Nevada and 20 other states filed an emergency motion for preliminary injunction against the DOL’s Wage and Hour Division, challenging the final rule and arguing that it exceeded the DOL’s authority. The state plaintiffs argued that the FLSA’s overtime requirements violate the Constitution by regulating the states and coercing them to adopt wage policy choices that adversely affect their priorities, budgets, and services. The plaintiffs cited National League of Cities v. Usery, 426 U.S. 833 (1976)—in which the U.S. Supreme Court held that the Tenth Amendment limits Congress’s power to apply the FLSA’s minimum wage and overtime protections to the states.

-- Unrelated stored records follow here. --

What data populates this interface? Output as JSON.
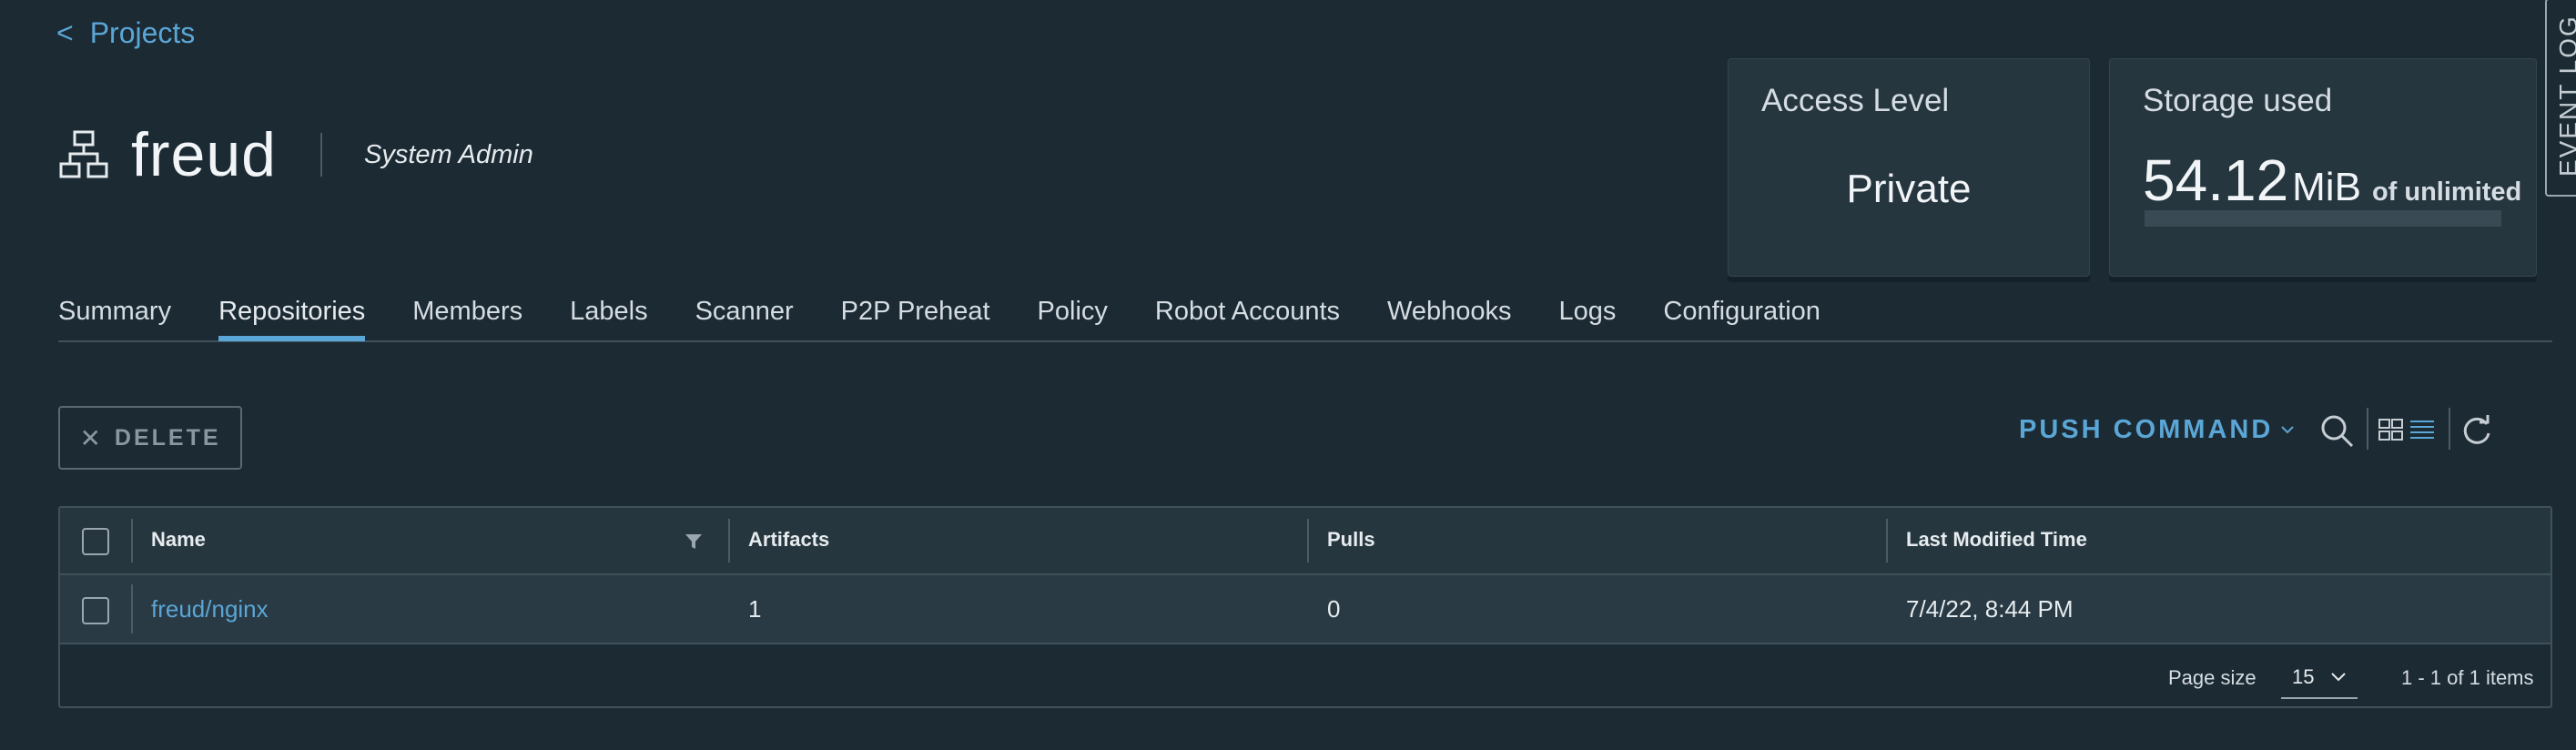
{
  "breadcrumb": {
    "caret": "<",
    "label": "Projects"
  },
  "project": {
    "name": "freud",
    "role": "System Admin"
  },
  "cards": {
    "access": {
      "title": "Access Level",
      "value": "Private"
    },
    "storage": {
      "title": "Storage used",
      "amount": "54.12",
      "unit": "MiB",
      "of_label": "of unlimited",
      "usage_fraction": 0
    }
  },
  "event_log": {
    "label": "EVENT LOG"
  },
  "tabs": [
    {
      "label": "Summary"
    },
    {
      "label": "Repositories"
    },
    {
      "label": "Members"
    },
    {
      "label": "Labels"
    },
    {
      "label": "Scanner"
    },
    {
      "label": "P2P Preheat"
    },
    {
      "label": "Policy"
    },
    {
      "label": "Robot Accounts"
    },
    {
      "label": "Webhooks"
    },
    {
      "label": "Logs"
    },
    {
      "label": "Configuration"
    }
  ],
  "active_tab": "Repositories",
  "toolbar": {
    "delete_label": "DELETE",
    "push_command_label": "PUSH COMMAND"
  },
  "table": {
    "headers": {
      "name": "Name",
      "artifacts": "Artifacts",
      "pulls": "Pulls",
      "last_modified": "Last Modified Time"
    },
    "rows": [
      {
        "name": "freud/nginx",
        "artifacts": "1",
        "pulls": "0",
        "last_modified": "7/4/22, 8:44 PM"
      }
    ],
    "footer": {
      "page_size_label": "Page size",
      "page_size_value": "15",
      "items_count": "1 - 1 of 1 items"
    }
  },
  "colors": {
    "accent": "#5aa6d6",
    "background": "#1c2a33",
    "card": "#26363f"
  }
}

The defendants argued that Garcia v. San Antonio Metropolitan Transit Authority, 469 U.S. 528 (1985)—which overruled Usery and held that the Commerce Clause authorizes Congress to impose the FLSA’s minimum wage and overtime requirements on states—forecloses the states’ argument. The plaintiffs, however, countered that subsequent decisions have called into question Garcia‘s continuing validity. Judge Amos Mazzant agreed that Garcia is the controlling decision, holding that Congress has this authority.

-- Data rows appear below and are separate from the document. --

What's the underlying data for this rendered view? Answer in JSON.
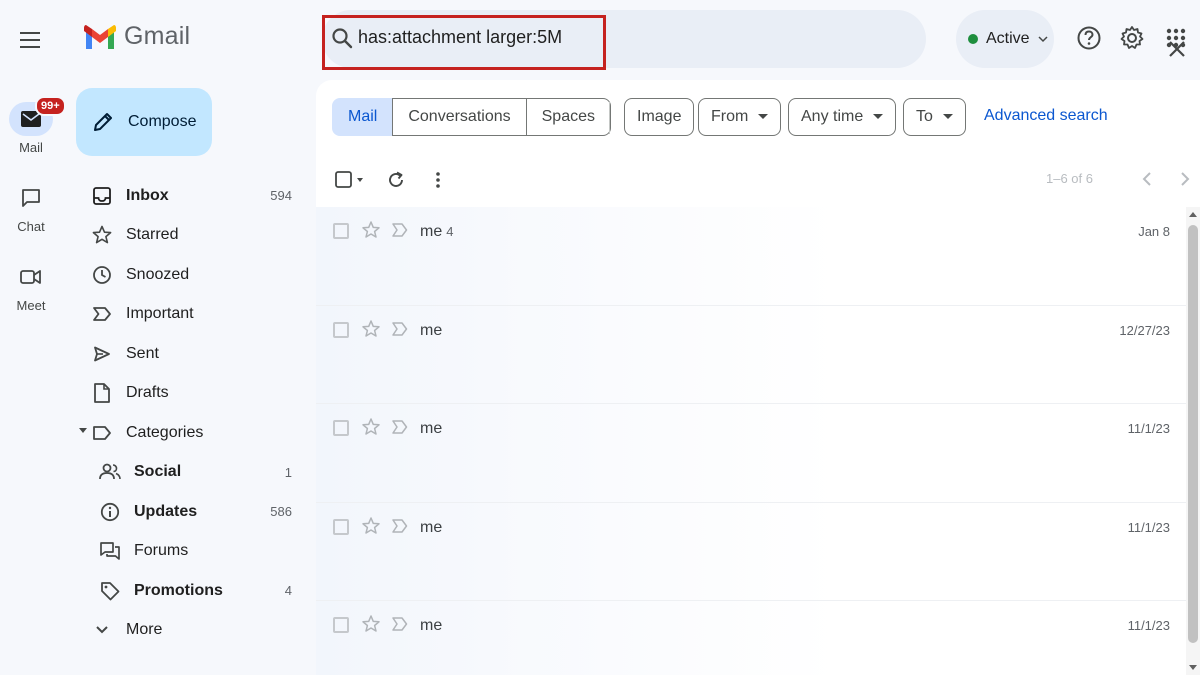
{
  "app": {
    "name": "Gmail"
  },
  "search": {
    "value": "has:attachment larger:5M"
  },
  "status": {
    "label": "Active",
    "color": "#1e8e3e"
  },
  "rail": {
    "mail": {
      "label": "Mail",
      "badge": "99+"
    },
    "chat": {
      "label": "Chat"
    },
    "meet": {
      "label": "Meet"
    }
  },
  "compose": {
    "label": "Compose"
  },
  "nav": {
    "inbox": {
      "label": "Inbox",
      "count": "594"
    },
    "starred": {
      "label": "Starred"
    },
    "snoozed": {
      "label": "Snoozed"
    },
    "important": {
      "label": "Important"
    },
    "sent": {
      "label": "Sent"
    },
    "drafts": {
      "label": "Drafts"
    },
    "categories": {
      "label": "Categories"
    },
    "social": {
      "label": "Social",
      "count": "1"
    },
    "updates": {
      "label": "Updates",
      "count": "586"
    },
    "forums": {
      "label": "Forums"
    },
    "promotions": {
      "label": "Promotions",
      "count": "4"
    },
    "more": {
      "label": "More"
    }
  },
  "filters": {
    "segments": [
      "Mail",
      "Conversations",
      "Spaces"
    ],
    "image": "Image",
    "from": "From",
    "any_time": "Any time",
    "to": "To",
    "advanced": "Advanced search"
  },
  "pagination": {
    "range": "1–6 of 6"
  },
  "emails": [
    {
      "sender": "me",
      "count": "4",
      "date": "Jan 8"
    },
    {
      "sender": "me",
      "count": "",
      "date": "12/27/23"
    },
    {
      "sender": "me",
      "count": "",
      "date": "11/1/23"
    },
    {
      "sender": "me",
      "count": "",
      "date": "11/1/23"
    },
    {
      "sender": "me",
      "count": "",
      "date": "11/1/23"
    }
  ],
  "colors": {
    "accent": "#0b57d0",
    "compose_bg": "#c2e7ff",
    "highlight": "#c5221f",
    "badge": "#c5221f"
  }
}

Judge Mazzant then reviewed the statute under the two-step analysis outlined in Chevron U.S.A., Inc. v. Natural Resources Defense Council, Inc., 467 U.S. 837 (1984)first, determining whether Congress has addressed the precise question at issue and second, determining whether the final rule comports with Congress’s intent.

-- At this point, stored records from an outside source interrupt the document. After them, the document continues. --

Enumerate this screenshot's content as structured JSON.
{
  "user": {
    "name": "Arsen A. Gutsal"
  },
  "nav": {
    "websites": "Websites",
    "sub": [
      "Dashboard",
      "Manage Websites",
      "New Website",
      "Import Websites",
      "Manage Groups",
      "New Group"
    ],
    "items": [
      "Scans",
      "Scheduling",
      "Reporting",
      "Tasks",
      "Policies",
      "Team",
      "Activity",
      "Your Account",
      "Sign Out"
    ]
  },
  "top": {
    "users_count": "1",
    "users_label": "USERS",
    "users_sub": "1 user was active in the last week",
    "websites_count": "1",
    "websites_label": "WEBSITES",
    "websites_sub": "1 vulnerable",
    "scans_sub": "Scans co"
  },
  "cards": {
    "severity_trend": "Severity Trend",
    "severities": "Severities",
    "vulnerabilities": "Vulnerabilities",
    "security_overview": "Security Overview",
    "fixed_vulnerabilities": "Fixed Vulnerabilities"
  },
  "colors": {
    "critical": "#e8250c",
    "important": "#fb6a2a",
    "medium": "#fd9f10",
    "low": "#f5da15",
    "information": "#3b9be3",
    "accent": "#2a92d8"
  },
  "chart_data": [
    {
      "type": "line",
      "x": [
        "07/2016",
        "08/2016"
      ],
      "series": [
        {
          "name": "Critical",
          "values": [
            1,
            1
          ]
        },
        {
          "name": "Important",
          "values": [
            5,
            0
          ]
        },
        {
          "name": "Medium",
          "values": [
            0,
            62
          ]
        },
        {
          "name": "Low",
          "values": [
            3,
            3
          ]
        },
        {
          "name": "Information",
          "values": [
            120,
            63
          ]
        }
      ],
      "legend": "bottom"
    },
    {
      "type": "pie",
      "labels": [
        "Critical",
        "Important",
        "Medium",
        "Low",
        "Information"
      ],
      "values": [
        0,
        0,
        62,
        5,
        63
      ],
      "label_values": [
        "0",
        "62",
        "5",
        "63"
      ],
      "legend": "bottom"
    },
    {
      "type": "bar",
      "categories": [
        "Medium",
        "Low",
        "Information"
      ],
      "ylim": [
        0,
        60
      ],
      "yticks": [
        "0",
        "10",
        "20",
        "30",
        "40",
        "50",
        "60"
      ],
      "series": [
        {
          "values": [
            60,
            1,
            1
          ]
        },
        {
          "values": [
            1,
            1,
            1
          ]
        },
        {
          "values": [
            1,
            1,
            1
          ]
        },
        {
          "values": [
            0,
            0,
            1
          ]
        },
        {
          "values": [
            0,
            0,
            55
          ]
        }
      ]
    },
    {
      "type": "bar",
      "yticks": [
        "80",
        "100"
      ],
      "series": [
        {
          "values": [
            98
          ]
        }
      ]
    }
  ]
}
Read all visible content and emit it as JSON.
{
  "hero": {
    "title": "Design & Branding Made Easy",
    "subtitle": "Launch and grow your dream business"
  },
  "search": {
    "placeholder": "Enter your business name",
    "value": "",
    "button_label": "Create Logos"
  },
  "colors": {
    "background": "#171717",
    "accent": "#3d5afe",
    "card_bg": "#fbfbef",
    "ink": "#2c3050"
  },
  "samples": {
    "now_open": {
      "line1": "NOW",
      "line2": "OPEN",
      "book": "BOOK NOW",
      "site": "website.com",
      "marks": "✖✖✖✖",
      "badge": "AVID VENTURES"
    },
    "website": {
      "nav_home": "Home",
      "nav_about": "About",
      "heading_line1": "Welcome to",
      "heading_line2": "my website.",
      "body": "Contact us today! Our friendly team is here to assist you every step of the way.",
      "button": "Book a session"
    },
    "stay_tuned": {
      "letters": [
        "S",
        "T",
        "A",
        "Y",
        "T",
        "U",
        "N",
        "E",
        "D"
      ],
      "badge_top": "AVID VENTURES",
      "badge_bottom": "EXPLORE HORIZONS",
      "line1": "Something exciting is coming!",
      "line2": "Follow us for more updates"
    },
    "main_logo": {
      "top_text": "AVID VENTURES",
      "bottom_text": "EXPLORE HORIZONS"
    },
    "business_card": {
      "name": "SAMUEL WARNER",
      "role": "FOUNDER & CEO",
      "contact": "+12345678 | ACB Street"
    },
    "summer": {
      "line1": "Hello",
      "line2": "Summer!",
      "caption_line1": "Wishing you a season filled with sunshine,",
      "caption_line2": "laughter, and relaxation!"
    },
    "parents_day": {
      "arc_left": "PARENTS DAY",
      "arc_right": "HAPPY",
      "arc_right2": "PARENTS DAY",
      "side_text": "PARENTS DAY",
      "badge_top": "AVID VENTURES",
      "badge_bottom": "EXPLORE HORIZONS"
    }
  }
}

Under Chevron deference, the state plaintiffs argued, the plain language of the FLSA—which exempts employees with EAP duties from overtime pay and minimum wage—is clear and illustrates congressional intent: Congress spoke directly about the type of employees—those with executive, administrative, or professional duties—that do not fall within the statute’s requirements for overtime pay. The defendants, on the other hand, argued that this language is ambiguous because Congress did not address or define the terms “executive,” “administrative,” or “professional,” delegating authority to the DOL to interpret those terms via regulations.

Judge Mazzant agreed with the plaintiffs, stating that Congress clearly defined the EAP exemption with regard to duties, not a minimum salary level. The final rule, however, states that “[w]hite collar employees subject to the salary level test earning less than $913 per week will not qualify for the EAP exemption, and therefore will be eligible for overtime, irrespective of their job duties and responsibilities”—meaning that whether an employee receives overtime pay depends on salary level, not duties. Therefore, Mazzant reasoned, the DOL exceeded its authority because it ignored congressional intent and supplanted the duties test with a minimum salary level ($47,476) instead.

In issuing the injunction, the court also agreed that the states would suffer irreparable harm absent preliminary relief. The plaintiffs submitted several declarations from state officials, who estimated that it would cost their respective states millions of dollars in the first year of compliance. Determining that the plaintiffs would suffer irreparable harm but the defendants would not if there were a delay in implementing the final rule, Mazzant granted the preliminary injunction. Although the defendants argued that the injunction should be limited to the states that showed evidence of irreparable harm, the judge chose to issue a nationwide one, reasoning that the final rule would apply to all states and therefore the scope of the alleged injury would extend across the country.

The DOL appealed the decision, filing a motion for an expedited hearing or a motion for a stay. On Dec. 11, the Fifth Circuit granted the DOL’s motion for an expedited hearing, indicating that oral arguments will take place in mid- to late February.